Rob Pruitt’s ‘Cocaine Buffet’: The artwork that got people snorting coke and questioning capitalism
Uttering the name of the artist Rob Pruitt will conjure a face of disgust or fascination, depending on who you’re talking to. Pruitt, a New York artist active in the late 1980s and ’90s, was wildly controversial and unpopular, but it was his genius that gained him this exact reputation. He didn’t work in a specific medium or style but was mostly identified with post-conceptual art that challenged capitalism and consumerism.
So why was he so unpopular? Sure, his fountain made of Evian water and his weed-themed galas definitely caused some fluster, but it was his most provocative work, Cocaine Buffet, that was the cherry on the cake.
In 1998, he exhibited as part of a group of artists at The Fifth International, Chivas Clem’s artists-run space in New York. The star of the show—his 16-foot mirror with a perfect line of dazzling cocaine running down its length. Initially, visitors didn’t pay too much attention to it, thinking that the powder present was just baby powder or another substance meant to resemble cocaine. Everyone meekly admired the work without realising there was more than just admiring that could be done with it.

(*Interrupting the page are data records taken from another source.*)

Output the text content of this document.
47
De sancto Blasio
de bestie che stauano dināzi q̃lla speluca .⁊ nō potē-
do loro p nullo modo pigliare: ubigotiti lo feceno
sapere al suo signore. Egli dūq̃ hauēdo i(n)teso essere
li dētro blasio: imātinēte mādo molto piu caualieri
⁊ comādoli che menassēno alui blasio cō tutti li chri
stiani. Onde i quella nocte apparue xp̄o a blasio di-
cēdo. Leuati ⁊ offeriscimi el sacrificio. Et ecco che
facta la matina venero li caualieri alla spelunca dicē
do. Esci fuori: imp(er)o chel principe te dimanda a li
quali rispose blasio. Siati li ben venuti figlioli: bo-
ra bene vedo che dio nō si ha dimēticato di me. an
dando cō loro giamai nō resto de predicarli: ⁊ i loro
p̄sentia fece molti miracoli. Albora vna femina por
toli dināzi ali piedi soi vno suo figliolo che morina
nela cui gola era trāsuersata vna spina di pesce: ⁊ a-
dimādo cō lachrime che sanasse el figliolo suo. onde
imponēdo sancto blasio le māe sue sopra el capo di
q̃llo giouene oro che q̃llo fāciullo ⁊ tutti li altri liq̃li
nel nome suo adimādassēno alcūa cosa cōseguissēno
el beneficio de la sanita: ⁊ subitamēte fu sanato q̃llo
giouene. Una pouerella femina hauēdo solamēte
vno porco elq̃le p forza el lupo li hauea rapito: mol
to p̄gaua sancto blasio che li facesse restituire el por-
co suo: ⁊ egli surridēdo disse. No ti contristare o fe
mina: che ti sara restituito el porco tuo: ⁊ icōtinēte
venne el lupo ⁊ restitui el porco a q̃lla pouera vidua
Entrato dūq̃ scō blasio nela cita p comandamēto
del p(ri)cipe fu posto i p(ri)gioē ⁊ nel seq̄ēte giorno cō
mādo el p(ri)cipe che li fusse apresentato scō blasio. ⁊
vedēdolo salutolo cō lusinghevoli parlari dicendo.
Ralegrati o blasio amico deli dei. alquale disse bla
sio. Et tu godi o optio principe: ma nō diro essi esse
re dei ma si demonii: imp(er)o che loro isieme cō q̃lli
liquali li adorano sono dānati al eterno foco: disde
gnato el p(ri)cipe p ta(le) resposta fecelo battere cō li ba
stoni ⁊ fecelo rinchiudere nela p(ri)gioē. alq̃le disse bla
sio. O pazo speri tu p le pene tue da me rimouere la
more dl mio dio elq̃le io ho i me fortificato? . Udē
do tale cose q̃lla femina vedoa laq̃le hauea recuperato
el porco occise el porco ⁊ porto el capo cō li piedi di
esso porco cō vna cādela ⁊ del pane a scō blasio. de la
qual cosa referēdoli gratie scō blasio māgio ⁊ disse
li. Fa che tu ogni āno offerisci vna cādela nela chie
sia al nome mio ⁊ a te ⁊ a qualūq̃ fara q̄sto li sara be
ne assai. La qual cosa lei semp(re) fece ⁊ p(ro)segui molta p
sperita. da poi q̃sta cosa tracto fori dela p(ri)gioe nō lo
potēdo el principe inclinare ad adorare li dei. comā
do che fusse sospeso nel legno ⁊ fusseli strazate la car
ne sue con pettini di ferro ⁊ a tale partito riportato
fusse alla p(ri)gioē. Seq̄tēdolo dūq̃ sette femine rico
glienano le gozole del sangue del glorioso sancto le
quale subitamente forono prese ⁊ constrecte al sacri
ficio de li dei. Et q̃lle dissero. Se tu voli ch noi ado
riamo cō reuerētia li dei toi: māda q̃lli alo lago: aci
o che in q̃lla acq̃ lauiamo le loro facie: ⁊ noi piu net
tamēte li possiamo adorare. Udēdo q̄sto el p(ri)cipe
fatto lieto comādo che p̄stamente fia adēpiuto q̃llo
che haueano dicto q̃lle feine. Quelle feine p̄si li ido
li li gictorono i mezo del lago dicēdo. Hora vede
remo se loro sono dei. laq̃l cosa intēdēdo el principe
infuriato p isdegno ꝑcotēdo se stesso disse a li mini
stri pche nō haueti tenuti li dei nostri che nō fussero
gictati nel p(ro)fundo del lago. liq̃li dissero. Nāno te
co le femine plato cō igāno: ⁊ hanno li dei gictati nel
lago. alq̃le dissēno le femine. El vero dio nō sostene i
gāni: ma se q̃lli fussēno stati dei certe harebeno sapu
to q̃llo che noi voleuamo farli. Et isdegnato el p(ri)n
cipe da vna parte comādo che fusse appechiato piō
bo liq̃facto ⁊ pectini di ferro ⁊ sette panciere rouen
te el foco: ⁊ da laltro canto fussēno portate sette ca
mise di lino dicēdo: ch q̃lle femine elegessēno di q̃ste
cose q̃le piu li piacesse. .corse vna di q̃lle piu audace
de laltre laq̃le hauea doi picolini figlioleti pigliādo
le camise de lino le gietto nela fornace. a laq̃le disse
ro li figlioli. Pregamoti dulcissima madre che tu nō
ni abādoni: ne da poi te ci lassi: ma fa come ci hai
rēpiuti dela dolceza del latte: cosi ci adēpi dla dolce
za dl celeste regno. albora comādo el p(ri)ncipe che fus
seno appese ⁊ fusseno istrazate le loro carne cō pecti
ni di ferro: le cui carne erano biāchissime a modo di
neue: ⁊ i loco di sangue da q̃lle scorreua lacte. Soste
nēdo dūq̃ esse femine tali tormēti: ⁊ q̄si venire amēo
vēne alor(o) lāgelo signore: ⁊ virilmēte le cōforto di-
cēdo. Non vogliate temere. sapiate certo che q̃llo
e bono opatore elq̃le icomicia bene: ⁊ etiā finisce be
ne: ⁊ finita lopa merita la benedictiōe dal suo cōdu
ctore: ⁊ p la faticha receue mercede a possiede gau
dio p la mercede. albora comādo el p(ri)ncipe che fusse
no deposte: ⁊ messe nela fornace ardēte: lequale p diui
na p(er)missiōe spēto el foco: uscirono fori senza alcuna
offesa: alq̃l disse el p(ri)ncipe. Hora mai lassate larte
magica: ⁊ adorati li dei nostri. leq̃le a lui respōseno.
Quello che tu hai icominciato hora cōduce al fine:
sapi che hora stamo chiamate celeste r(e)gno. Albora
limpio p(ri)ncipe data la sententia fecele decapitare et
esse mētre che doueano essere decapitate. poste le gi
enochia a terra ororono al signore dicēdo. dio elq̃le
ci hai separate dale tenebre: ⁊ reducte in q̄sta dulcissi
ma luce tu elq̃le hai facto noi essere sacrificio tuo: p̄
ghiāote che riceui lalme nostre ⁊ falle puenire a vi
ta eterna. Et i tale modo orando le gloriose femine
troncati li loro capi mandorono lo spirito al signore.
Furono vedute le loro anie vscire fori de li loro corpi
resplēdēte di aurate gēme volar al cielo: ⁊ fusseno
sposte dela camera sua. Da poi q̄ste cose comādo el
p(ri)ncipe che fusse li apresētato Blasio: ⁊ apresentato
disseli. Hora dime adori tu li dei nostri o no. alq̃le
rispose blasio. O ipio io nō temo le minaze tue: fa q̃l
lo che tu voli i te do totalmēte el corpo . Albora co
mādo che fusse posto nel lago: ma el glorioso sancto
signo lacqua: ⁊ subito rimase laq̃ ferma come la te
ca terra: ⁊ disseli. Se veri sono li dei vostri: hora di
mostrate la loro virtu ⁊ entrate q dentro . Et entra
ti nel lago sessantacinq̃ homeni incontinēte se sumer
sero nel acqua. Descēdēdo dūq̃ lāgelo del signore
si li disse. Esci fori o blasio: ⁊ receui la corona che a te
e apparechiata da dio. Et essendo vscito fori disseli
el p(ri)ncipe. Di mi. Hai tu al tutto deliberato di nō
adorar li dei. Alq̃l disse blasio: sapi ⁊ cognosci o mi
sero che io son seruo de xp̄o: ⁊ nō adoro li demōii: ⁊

Out of nowhere, someone in the crowd got on their knees and tried the powder, discovering, to their surprise, that it was, in fact, cocaine. “Then there were three brave souls, they broke the ice, and then it became just like a free-for-all,” recalled Pruitt.
The seemingly docile artwork became a full-on powder room where any visitor was welcome to participate. Within ten minutes, the cocaine was gone, leaving a smudged mirror and, thus, a completely different piece. This artwork-turned-event sent shockwaves throughout the city and beyond. Pruitt admitted that it had been a publicity stunt to get back into the spotlight after his various scandalous exhibitions, but later realised that this was the best piece he’d ever produced.
Many viewed the work as crass and vulgar, as images show people sprawled on the floor, snorting the stuff amidst a crowd of awkward, mingling art geeks. Others applauded Pruitt for the piece that held a mirror, quite literally, to the greed and glamour of the art world. If no one was doing cocaine right then and there in the exhibition, it was just because they had done it discreetly a few minutes before getting there.
However, instead of outright critiquing modern culture, he instead reflected it by getting participants to spontaneously partake in the drug-taking. This kind of practice came to be known as relational aesthetics, a genre of art that aimed to produce social relations and real-life collective encounters as a community rather than an individual, material piece of art. In this case, the art itself is no longer the mirror-lined with cocaine but the communal experience of visitors discovering it and partaking in its use. Through Cocaine Buffet, Pruitt insisted on a model of art that provokes use rather than contemplation.
Overall, Pruitt’s work encourages us to look beyond the immediate, abandon stereotypes and view his piece as an artistic site that can both reflect and intervene in capitalism, a society we have constructed for ourselves but must remember to continuously criticise for its flaws and betterment.